Initial Value Problems

As we had seen, there are no methods to solve a general equation of the form

$\displaystyle y^\prime = f(x,y)$ (7.6.1)

and in this context two questions may be pertinent.
  1. Does (7.6.1) admit solutions at all (i.e., the existence problem)?
  2. Is there a method to find solutions of (7.6.1) in case the answer to the above question is in the affirmative?

The answers to the above two questions are not simple. But there are partial answers if some additional restrictions on the function $ f$ are imposed. The details are discussed in this section.

For $ a, b \in {\mathbb{R}}$ with $ a > 0, b > 0,$ we define

$\displaystyle S= \{(x,y) \in {\mathbb{R}}^2: \vert x - x_0\vert \leq a, \; \vert y - y_0\vert \leq b \} \subset
I \times {\mathbb{R}}.$

DEFINITION 7.6.1 (Initial Value Problems)   Let $ f: S \longrightarrow {\mathbb{R}}$ be a continuous function on a $ S.$ The problem of finding a solution $ y$ of
$\displaystyle y^\prime = f(x,y), \; (x, y ) \in
S, x \in I \;\; {\mbox { with }} \;\; y(x_0) = y_0$     (7.6.2)

in a neighbourhood $ I$ of $ x_0$ (or an open interval $ I$ containing $ x_0$ ) is called an Initial Value Problem, henceforth denoted by IVP.

The condition $ y(x_0) = y_0$ in (7.6.2) is called the INITIAL CONDITION stated at $ x = x_0$ and $ \;y_0$ is called the INITIAL VALUE.

Further, we assume that $ a$ and $ b$ are finite. Let

$\displaystyle M = \max\{\vert f(x,y)\vert: (x,y) \in S \}.$

Such an $ M$ exists since $ S$ is a closed and bounded set and $ f$ is a continuous function and let $ h = \min (a, \frac{b}{M}).$ The ensuing proposition is simple and hence the proof is omitted.

PROPOSITION 7.6.2   A function $ y$ is a solution of IVP (7.6.2) if and only if $ y$ satisfies

$\displaystyle y = y_0 + \int_{x_0}^x f(s, y(s)) ds.$ (7.6.3)

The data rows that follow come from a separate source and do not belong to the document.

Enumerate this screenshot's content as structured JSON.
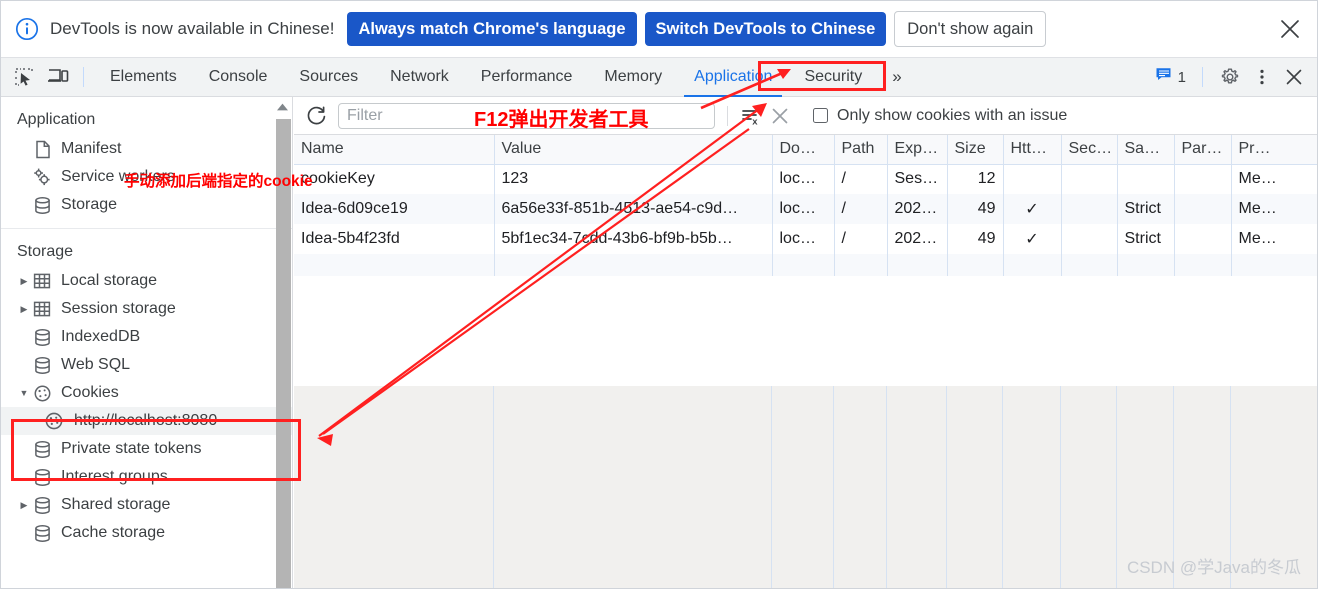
{
  "notice": {
    "icon": "info-circle-icon",
    "message": "DevTools is now available in Chinese!",
    "primary_button": "Always match Chrome's language",
    "secondary_button": "Switch DevTools to Chinese",
    "dismiss_button": "Don't show again",
    "close_icon": "close-icon",
    "accent_color": "#1a57c8"
  },
  "tabbar": {
    "inspect_icon": "inspect-element-icon",
    "device_icon": "device-toolbar-icon",
    "tabs": [
      {
        "label": "Elements",
        "active": false
      },
      {
        "label": "Console",
        "active": false
      },
      {
        "label": "Sources",
        "active": false
      },
      {
        "label": "Network",
        "active": false
      },
      {
        "label": "Performance",
        "active": false
      },
      {
        "label": "Memory",
        "active": false
      },
      {
        "label": "Application",
        "active": true
      },
      {
        "label": "Security",
        "active": false
      }
    ],
    "more_tabs": "»",
    "issues_icon": "issues-message-icon",
    "issues_count": "1",
    "settings_icon": "gear-icon",
    "menu_icon": "kebab-menu-icon",
    "close_icon": "close-icon",
    "active_color": "#1a73e8"
  },
  "sidebar": {
    "application": {
      "title": "Application",
      "items": [
        {
          "label": "Manifest",
          "icon": "manifest-file-icon",
          "expandable": false,
          "selected": false
        },
        {
          "label": "Service workers",
          "icon": "service-workers-gears-icon",
          "expandable": false,
          "selected": false
        },
        {
          "label": "Storage",
          "icon": "storage-database-icon",
          "expandable": false,
          "selected": false
        }
      ]
    },
    "storage": {
      "title": "Storage",
      "items": [
        {
          "label": "Local storage",
          "icon": "table-grid-icon",
          "expandable": true,
          "expanded": false,
          "selected": false,
          "child": false
        },
        {
          "label": "Session storage",
          "icon": "table-grid-icon",
          "expandable": true,
          "expanded": false,
          "selected": false,
          "child": false
        },
        {
          "label": "IndexedDB",
          "icon": "storage-database-icon",
          "expandable": false,
          "expanded": false,
          "selected": false,
          "child": false
        },
        {
          "label": "Web SQL",
          "icon": "storage-database-icon",
          "expandable": false,
          "expanded": false,
          "selected": false,
          "child": false
        },
        {
          "label": "Cookies",
          "icon": "cookie-icon",
          "expandable": true,
          "expanded": true,
          "selected": false,
          "child": false
        },
        {
          "label": "http://localhost:8080",
          "icon": "cookie-icon",
          "expandable": false,
          "expanded": false,
          "selected": true,
          "child": true
        },
        {
          "label": "Private state tokens",
          "icon": "storage-database-icon",
          "expandable": false,
          "expanded": false,
          "selected": false,
          "child": false
        },
        {
          "label": "Interest groups",
          "icon": "storage-database-icon",
          "expandable": false,
          "expanded": false,
          "selected": false,
          "child": false
        },
        {
          "label": "Shared storage",
          "icon": "storage-database-icon",
          "expandable": true,
          "expanded": false,
          "selected": false,
          "child": false
        },
        {
          "label": "Cache storage",
          "icon": "storage-database-icon",
          "expandable": false,
          "expanded": false,
          "selected": false,
          "child": false
        }
      ]
    },
    "scroll_up_icon": "scroll-up-arrow-icon"
  },
  "toolbar": {
    "refresh_icon": "refresh-icon",
    "filter_placeholder": "Filter",
    "filter_value": "",
    "clear_filter_icon": "clear-list-icon",
    "delete_icon": "delete-cookie-icon",
    "checkbox_label": "Only show cookies with an issue",
    "checkbox_checked": false
  },
  "table": {
    "columns": [
      "Name",
      "Value",
      "Do…",
      "Path",
      "Exp…",
      "Size",
      "Htt…",
      "Sec…",
      "Sa…",
      "Par…",
      "Pr…"
    ],
    "rows": [
      {
        "name": "cookieKey",
        "value": "123",
        "domain": "loc…",
        "path": "/",
        "expires": "Ses…",
        "size": "12",
        "http_only": "",
        "secure": "",
        "same_site": "",
        "partition_key": "",
        "priority": "Me…"
      },
      {
        "name": "Idea-6d09ce19",
        "value": "6a56e33f-851b-4513-ae54-c9d…",
        "domain": "loc…",
        "path": "/",
        "expires": "202…",
        "size": "49",
        "http_only": "✓",
        "secure": "",
        "same_site": "Strict",
        "partition_key": "",
        "priority": "Me…"
      },
      {
        "name": "Idea-5b4f23fd",
        "value": "5bf1ec34-7cdd-43b6-bf9b-b5b…",
        "domain": "loc…",
        "path": "/",
        "expires": "202…",
        "size": "49",
        "http_only": "✓",
        "secure": "",
        "same_site": "Strict",
        "partition_key": "",
        "priority": "Me…"
      }
    ]
  },
  "annotations": {
    "cookie_note": "手动添加后端指定的cookie",
    "f12_note": "F12弹出开发者工具",
    "color": "#ff0000"
  },
  "watermark": "CSDN @学Java的冬瓜"
}
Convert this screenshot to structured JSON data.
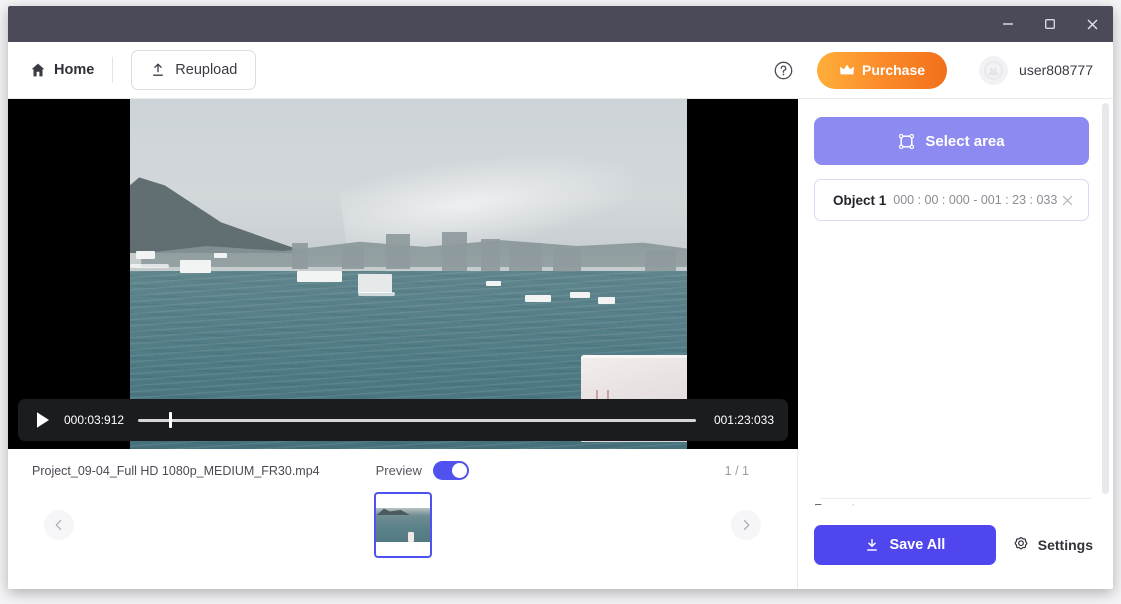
{
  "window": {
    "controls": {
      "minimize": "minimize-icon",
      "maximize": "maximize-icon",
      "close": "close-icon"
    }
  },
  "toolbar": {
    "home_label": "Home",
    "home_icon": "home-icon",
    "reupload_label": "Reupload",
    "reupload_icon": "upload-icon",
    "help_icon": "help-circle-icon",
    "purchase_label": "Purchase",
    "purchase_icon": "crown-icon",
    "purchase_color_start": "#ffae3a",
    "purchase_color_end": "#f2701b",
    "username": "user808777",
    "avatar_icon": "user-avatar-icon"
  },
  "player": {
    "play_icon": "play-icon",
    "current_time": "000:03:912",
    "duration": "001:23:033",
    "progress_percent": 5.5
  },
  "filmstrip": {
    "filename": "Project_09-04_Full HD 1080p_MEDIUM_FR30.mp4",
    "preview_label": "Preview",
    "preview_on": true,
    "page_indicator": "1 / 1",
    "prev_icon": "chevron-left-icon",
    "next_icon": "chevron-right-icon",
    "thumbnail_selected": true
  },
  "right_panel": {
    "select_area_label": "Select area",
    "select_area_icon": "crop-select-icon",
    "select_area_color": "#8d8bf2",
    "objects": [
      {
        "name": "Object 1",
        "range": "000 : 00 : 000 - 001 : 23 : 033",
        "close_icon": "close-icon"
      }
    ],
    "format_label": "Format :",
    "save_all_label": "Save All",
    "save_all_icon": "download-icon",
    "save_all_color": "#4f47ed",
    "settings_label": "Settings",
    "settings_icon": "gear-icon"
  }
}
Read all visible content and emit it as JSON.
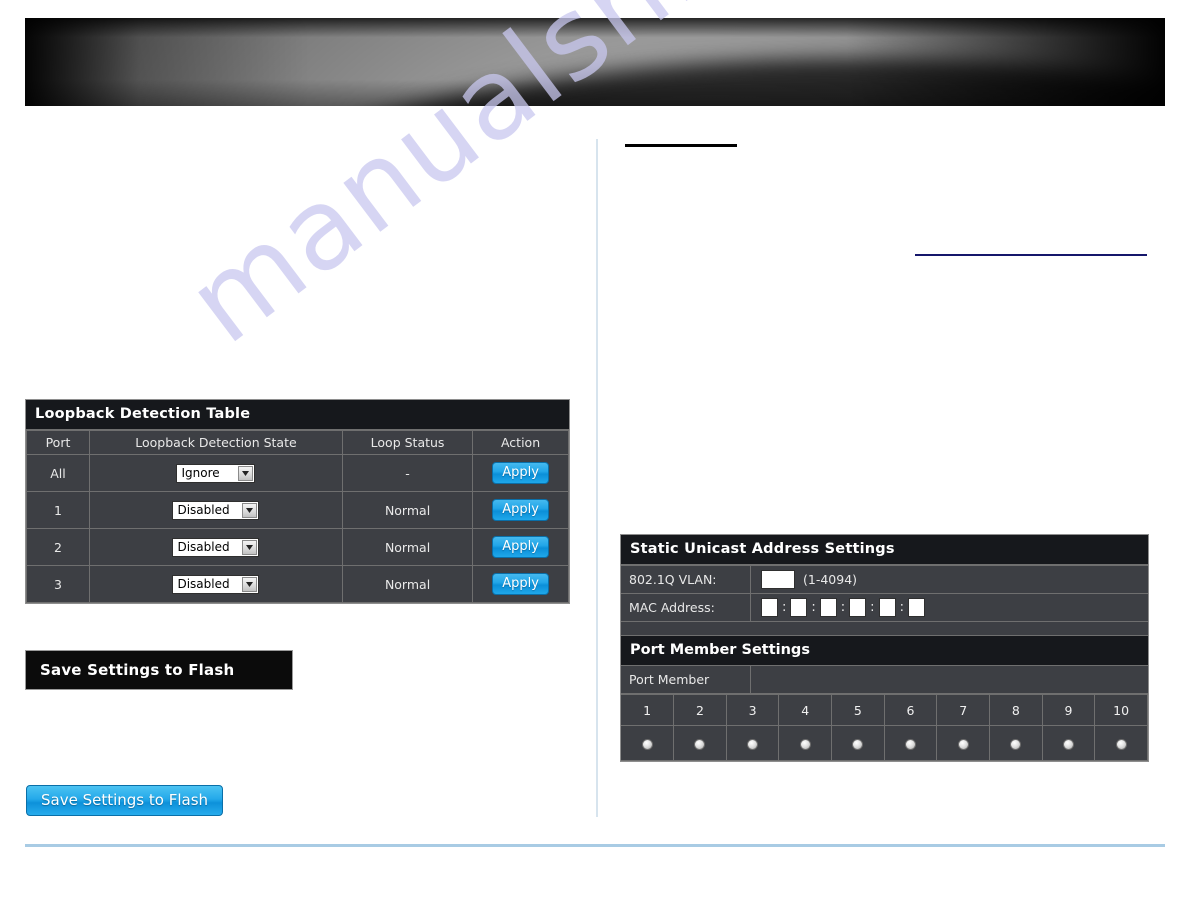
{
  "page": {
    "banner_alt": "product-banner",
    "watermark": "manualshive.com"
  },
  "loopback": {
    "title": "Loopback Detection Table",
    "columns": [
      "Port",
      "Loopback Detection State",
      "Loop Status",
      "Action"
    ],
    "action_label": "Apply",
    "rows": [
      {
        "port": "All",
        "state": "Ignore",
        "status": "-",
        "action": "Apply"
      },
      {
        "port": "1",
        "state": "Disabled",
        "status": "Normal",
        "action": "Apply"
      },
      {
        "port": "2",
        "state": "Disabled",
        "status": "Normal",
        "action": "Apply"
      },
      {
        "port": "3",
        "state": "Disabled",
        "status": "Normal",
        "action": "Apply"
      }
    ]
  },
  "save_flash_bar": {
    "label": "Save Settings to Flash"
  },
  "save_flash_button": {
    "label": "Save Settings to Flash"
  },
  "static_unicast": {
    "title": "Static Unicast Address Settings",
    "vlan_label": "802.1Q VLAN:",
    "vlan_value": "",
    "vlan_hint": "(1-4094)",
    "mac_label": "MAC Address:",
    "mac_octets": [
      "",
      "",
      "",
      "",
      "",
      ""
    ],
    "mac_separator": ":",
    "port_member_title": "Port Member Settings",
    "port_member_label": "Port Member",
    "ports": [
      "1",
      "2",
      "3",
      "4",
      "5",
      "6",
      "7",
      "8",
      "9",
      "10"
    ]
  },
  "colors": {
    "table_bar": "#16181c",
    "table_body": "#3d3f44",
    "table_border": "#6f6f6f",
    "accent_blue": "#22a6e8",
    "rule_navy": "#15166b",
    "rule_footer": "#a8cbe4",
    "divider": "#d7e4ee",
    "watermark": "#c9c8ef"
  }
}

In the absence of any knowledge of a solution of IVP (7.6.2), we now try to find an approximate solution. Any solution of the IVP (7.6.2) must satisfy the initial condition $ y(x_0) = y_0.$ Hence, as a crude approximation to the solution of IVP (7.6.2), we define

$\displaystyle y_0 = y_0 \;
{\mbox{ for all }} \; x \in [x_0 - h, x_0 + h].$

Now the Equation (7.6.3) appearing in Proposition 7.6.2, helps us to refine or improve the approximate solution $ y_0$ with a hope of getting a better approximate solution. We define

$\displaystyle y_1 = y_o + \int_{x_0}^x f(s, y_0) ds$

and for $ n = 2, 3,
\ldots,$ we inductively define

$\displaystyle y_n = y_0 + \int_{x_0}^x f(s, y_{n-1}(s)) ds
{\mbox{ for all }} \; x \in [x_0 - h, x_0 + h].$

As yet we have not checked a few things, like whether the point $ (s, y_n(s)) \in S$ or not. We formalise the theory in the latter part of this section. To get ourselves motivated, let us apply the above method to the following IVP.

EXAMPLE 7.6.3   Solve the IVP

$\displaystyle y^\prime = -y, \; y(0) = 1, \; -1 \le x \le 1.$


Solution: From Proposition 7.6.2, a function $ y$ is a solution of the above IVP if and only if

$\displaystyle y = 1 - \int_{x_0}^x y(s) ds.$

We have $ y_0 = y(0) \equiv 1$ and

$\displaystyle y_1 = 1 - \int_0^x ds = 1 - x.$

So,

$\displaystyle y_2 = 1 - \int_0^x (1-s) ds = 1 - x + \frac{x^2}{2!}.$

By induction, one can easily verify that

$\displaystyle y_n = 1 - x + \frac{x^2}{2!} - \frac{x^3}{3!} +
\cdots + (-1)^n \frac{ x^n}{n!}.$

Note: The solution of the given IVP is

$\displaystyle y = e^{-x} \;\;
{\mbox{ and that }} \;\; \lim_{n {\longrightarrow}\infty} y_n = e^{-x}.$

This example justifies the use of the word approximate solution for the $ y_n$ 's.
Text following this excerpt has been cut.